Le bâton après la carotte

Dans une communication, ce 31 janvier, l’OCS rappelle que c’est à partir du 15 février 2023 que « l’importation, la vente, la distribution et la consommation de chicha seront interdites sur toute l’étendue du territoire national ». Signé de la Direction de l’Office Central des Stupéfiants – OCS », elle souligne que « les contrevenants s’exposeront à des lourdes sanctions d’emprisonnement et d’amende ». C’est pourquoi l’Office, sous le leadership du ministère de la Sécurité et de la Protection civile, ainsi ses collègues signataires de l’arrêté interministériel interdisant la chicha ou tout appareil similaire au Mali, invite à se conformer à l’arrêté interministériel d’ici le 15 février 2023.

Si les termes du communiqué ne permettent pas d’équivoque sur la volonté des autorités de faire appliquer l’arrêté, ils doivent compter avec celle des distributeurs de faire valoir leurs droits.
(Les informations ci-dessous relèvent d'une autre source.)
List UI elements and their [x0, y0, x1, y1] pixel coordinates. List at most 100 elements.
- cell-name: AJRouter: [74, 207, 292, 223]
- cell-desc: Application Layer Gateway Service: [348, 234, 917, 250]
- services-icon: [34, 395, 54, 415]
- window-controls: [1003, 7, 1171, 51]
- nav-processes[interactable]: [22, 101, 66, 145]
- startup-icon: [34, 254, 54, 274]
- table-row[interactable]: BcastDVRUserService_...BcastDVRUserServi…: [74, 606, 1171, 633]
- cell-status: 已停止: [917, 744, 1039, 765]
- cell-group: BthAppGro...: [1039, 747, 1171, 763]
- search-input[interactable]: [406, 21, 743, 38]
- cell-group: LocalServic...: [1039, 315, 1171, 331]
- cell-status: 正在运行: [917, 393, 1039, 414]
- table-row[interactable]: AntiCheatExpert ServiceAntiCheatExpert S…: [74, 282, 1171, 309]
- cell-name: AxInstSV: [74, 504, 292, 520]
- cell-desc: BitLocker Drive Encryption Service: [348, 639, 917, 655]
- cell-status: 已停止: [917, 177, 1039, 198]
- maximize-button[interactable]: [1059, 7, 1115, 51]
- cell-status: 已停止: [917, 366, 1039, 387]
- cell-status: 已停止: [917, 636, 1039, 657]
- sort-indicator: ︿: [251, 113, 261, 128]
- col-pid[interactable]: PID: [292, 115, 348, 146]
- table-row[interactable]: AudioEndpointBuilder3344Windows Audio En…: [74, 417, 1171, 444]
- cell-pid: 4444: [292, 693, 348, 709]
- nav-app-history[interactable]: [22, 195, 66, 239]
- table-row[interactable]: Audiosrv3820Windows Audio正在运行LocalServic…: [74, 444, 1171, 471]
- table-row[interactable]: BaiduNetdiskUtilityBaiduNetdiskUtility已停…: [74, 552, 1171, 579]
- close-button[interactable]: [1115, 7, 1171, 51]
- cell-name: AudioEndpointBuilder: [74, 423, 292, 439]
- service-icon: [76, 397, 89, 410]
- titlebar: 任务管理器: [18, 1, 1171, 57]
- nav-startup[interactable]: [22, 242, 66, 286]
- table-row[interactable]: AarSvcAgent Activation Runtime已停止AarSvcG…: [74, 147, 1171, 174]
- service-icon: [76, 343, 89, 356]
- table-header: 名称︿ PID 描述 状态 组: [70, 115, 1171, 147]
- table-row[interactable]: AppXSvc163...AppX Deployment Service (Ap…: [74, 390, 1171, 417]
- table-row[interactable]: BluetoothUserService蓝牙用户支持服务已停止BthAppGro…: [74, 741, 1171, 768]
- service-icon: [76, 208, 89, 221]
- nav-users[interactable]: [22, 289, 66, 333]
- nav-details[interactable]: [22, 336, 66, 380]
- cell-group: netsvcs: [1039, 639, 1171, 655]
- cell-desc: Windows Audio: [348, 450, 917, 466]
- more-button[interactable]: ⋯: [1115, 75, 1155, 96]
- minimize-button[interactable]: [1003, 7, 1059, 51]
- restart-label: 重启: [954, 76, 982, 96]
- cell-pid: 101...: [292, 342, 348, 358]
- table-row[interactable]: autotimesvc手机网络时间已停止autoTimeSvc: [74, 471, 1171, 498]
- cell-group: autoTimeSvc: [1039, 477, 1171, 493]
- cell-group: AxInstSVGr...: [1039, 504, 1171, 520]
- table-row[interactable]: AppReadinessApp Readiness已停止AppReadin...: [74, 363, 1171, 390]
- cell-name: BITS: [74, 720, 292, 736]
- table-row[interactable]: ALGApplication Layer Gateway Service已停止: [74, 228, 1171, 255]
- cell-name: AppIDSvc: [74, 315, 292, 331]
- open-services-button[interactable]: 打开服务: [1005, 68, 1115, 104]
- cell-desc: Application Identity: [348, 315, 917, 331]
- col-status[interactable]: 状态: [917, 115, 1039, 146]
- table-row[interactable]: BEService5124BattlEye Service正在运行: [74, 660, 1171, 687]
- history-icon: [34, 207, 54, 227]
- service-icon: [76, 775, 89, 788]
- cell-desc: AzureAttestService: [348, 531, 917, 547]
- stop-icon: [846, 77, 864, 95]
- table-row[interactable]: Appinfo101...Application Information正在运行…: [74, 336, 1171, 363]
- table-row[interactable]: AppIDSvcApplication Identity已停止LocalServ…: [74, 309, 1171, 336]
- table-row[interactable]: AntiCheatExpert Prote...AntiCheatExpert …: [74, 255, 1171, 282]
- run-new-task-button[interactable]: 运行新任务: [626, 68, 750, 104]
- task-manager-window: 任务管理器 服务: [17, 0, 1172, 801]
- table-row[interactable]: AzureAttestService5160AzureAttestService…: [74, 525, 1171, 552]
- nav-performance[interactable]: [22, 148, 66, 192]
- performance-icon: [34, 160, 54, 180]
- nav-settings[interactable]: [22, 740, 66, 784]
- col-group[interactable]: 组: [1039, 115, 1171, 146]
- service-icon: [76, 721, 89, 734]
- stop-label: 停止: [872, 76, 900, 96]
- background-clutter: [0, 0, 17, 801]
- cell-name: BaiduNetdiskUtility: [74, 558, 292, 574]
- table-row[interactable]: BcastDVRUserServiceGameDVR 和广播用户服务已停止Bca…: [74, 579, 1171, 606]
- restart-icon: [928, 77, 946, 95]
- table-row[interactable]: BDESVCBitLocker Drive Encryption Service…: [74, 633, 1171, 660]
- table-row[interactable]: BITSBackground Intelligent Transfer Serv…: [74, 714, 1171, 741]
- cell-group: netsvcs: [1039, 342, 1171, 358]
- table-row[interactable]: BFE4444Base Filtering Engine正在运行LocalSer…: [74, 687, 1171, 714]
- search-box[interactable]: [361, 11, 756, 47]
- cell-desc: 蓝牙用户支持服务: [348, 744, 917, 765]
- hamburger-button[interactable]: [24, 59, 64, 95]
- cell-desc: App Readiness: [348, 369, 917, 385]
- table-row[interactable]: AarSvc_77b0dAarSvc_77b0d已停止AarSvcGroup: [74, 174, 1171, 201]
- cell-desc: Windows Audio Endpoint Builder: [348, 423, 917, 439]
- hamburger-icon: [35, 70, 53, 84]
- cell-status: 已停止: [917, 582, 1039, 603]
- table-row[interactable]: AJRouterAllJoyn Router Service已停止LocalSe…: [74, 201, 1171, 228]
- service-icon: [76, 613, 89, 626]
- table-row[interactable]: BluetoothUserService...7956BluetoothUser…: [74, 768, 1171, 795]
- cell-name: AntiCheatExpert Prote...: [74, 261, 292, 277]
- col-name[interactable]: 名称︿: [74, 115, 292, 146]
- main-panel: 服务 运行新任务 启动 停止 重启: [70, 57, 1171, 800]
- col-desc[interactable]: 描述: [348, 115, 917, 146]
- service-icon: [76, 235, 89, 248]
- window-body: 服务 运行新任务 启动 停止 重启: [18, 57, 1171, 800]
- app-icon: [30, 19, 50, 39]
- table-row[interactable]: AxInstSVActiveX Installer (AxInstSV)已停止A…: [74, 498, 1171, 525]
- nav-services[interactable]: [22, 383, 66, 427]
Ils ont à cet effet attaqué l’arrêté interministériel devant la Cour suprême le 15 octobre 2022. D’abord pour demander la suspension de son exécution, avant de demander son annulation. Une demande de suspension rejetée le 26 janvier 2023.

Estimant qu’après 6 mois de campagne de sensibilisation les populations sont suffisamment informées, le Directeur général adjoint de l’OCS, le Contrôleur général de police Bassirou Bamba souligne que les autorités vont « sévir sans faiblesse », parce qu’il faut que « force reste à la loi ». Et, pour ce faire, des dispositions seront prises et les autres services en charge seront mobilisés pour faire respecter l’arrêté interministériel. Dans une interview accordée à la télévision TM1 le 1er février 2023, il rappelle aux commerçants, consommateurs et distributeurs de chicha que cette interdiction décidée par l’État dans le cadre de « l’impérieuse nécessité de préserver la santé de la population », s’impose à tous et sera respectée.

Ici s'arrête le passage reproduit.